Утомленного, едва себя осознающего человека на четыре дня оставляли с тремя экзаменаторами, а те оценивали его работы по прикладной тактике, теории тактики, инженерной подготовке, вооружению, чтению карт и черчению, праву, истории, географии, математике, химии, физике и иностранному языку.
— Хорошо, что вы не забрасываете самообразование, — услышал он после сказанное со снисхождением. — Но вам нужно больше времени уделять истории права и французскому языку.
— Меня теперь разжалуют? — с отупевшим видом уточнил он.
— Нет, это замечание.

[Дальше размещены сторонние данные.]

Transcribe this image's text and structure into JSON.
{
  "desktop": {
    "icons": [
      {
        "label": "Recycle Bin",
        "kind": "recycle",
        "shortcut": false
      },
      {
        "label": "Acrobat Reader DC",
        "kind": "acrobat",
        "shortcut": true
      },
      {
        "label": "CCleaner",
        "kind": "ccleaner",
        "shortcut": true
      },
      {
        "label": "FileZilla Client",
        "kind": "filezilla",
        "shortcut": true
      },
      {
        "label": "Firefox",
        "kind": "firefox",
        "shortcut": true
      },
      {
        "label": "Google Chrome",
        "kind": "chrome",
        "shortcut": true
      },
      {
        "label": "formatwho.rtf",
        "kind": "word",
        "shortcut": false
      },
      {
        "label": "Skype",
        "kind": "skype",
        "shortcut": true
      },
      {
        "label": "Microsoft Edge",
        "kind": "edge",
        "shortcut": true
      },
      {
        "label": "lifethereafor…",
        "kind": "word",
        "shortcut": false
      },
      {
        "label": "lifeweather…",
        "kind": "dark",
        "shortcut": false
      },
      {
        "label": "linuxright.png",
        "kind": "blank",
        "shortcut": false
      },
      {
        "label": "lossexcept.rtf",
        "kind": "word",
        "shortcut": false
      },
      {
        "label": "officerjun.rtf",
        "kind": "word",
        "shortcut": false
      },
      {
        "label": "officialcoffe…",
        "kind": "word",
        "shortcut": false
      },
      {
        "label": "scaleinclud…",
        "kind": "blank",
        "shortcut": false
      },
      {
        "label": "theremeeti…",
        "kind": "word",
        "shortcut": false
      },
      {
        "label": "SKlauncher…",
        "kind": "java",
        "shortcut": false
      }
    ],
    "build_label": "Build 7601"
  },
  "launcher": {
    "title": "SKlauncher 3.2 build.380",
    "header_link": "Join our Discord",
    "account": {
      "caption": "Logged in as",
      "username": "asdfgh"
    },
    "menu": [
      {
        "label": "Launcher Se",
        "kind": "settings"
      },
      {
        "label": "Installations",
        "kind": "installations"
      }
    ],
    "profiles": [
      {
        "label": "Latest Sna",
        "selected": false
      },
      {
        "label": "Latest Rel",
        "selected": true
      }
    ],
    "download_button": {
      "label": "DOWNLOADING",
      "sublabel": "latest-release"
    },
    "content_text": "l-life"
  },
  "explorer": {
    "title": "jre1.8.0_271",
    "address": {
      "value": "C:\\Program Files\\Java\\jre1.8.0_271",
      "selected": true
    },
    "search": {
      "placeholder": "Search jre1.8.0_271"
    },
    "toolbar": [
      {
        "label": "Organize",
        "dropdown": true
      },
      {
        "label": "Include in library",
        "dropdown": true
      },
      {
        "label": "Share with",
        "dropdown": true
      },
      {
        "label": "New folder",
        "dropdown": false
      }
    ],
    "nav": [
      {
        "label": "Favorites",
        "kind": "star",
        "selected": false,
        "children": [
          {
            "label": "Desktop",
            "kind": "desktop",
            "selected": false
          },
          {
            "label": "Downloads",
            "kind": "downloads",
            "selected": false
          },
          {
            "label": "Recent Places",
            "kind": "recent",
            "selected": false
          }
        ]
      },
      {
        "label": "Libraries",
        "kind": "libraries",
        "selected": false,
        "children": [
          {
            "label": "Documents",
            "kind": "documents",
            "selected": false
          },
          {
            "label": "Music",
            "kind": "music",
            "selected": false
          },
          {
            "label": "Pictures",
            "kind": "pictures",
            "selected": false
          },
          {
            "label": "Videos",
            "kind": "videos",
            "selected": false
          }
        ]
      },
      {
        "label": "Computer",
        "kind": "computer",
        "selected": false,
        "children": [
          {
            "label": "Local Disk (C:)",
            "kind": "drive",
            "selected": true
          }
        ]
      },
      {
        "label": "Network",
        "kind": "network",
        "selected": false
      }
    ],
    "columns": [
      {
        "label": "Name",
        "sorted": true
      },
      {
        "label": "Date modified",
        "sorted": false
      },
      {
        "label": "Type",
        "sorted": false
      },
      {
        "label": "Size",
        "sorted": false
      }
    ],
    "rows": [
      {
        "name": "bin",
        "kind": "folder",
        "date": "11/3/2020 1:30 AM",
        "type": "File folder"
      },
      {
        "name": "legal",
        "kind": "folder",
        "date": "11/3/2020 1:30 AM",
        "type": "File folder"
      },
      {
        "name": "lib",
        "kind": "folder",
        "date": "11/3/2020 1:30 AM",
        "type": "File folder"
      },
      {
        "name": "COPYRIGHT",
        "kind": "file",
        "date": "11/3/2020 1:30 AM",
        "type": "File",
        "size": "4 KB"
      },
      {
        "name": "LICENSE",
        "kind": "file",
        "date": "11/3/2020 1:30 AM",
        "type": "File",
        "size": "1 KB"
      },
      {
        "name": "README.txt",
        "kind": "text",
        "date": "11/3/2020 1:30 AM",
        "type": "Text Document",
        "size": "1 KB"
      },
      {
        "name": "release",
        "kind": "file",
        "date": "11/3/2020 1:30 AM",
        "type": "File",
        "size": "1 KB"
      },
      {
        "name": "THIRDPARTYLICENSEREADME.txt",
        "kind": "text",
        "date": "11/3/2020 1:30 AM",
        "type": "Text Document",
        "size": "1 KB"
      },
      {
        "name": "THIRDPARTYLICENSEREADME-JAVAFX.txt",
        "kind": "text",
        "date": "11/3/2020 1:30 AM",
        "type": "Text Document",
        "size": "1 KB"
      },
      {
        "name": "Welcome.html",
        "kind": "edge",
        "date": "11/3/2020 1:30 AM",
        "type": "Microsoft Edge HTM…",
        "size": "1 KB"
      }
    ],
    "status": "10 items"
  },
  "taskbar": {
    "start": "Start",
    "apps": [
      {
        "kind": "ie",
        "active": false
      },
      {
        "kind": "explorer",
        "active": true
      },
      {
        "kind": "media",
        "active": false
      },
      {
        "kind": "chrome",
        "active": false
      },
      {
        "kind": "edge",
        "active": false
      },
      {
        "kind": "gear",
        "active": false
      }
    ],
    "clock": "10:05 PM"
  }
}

Мы вас берем.
— Все равно повезло, — сказал ему сослуживец, уезжавший с неудачей обратно в часть. — На курсе всего-то сорок человек. Смотри, доковыляй хоть до второго курса, не срами нас тут.
Еще четыре года обучения, часы в библиотеках и архивах, частые аттестации — и ощущение бессмысленности времени. Штаб округа, маневры, кочевой образ жизни — из штаба в штаб; во второй год — свой гарнизон, а в третий — стажировка в штабе пехотной дивизии. Экзамены отсеивали обленившихся и уставших, отдельные комиссии — пьющих, необщительных и слабохарактерных. Итого на четвертом курсе осталось девять человек из сорока принятых тремя годами ранее.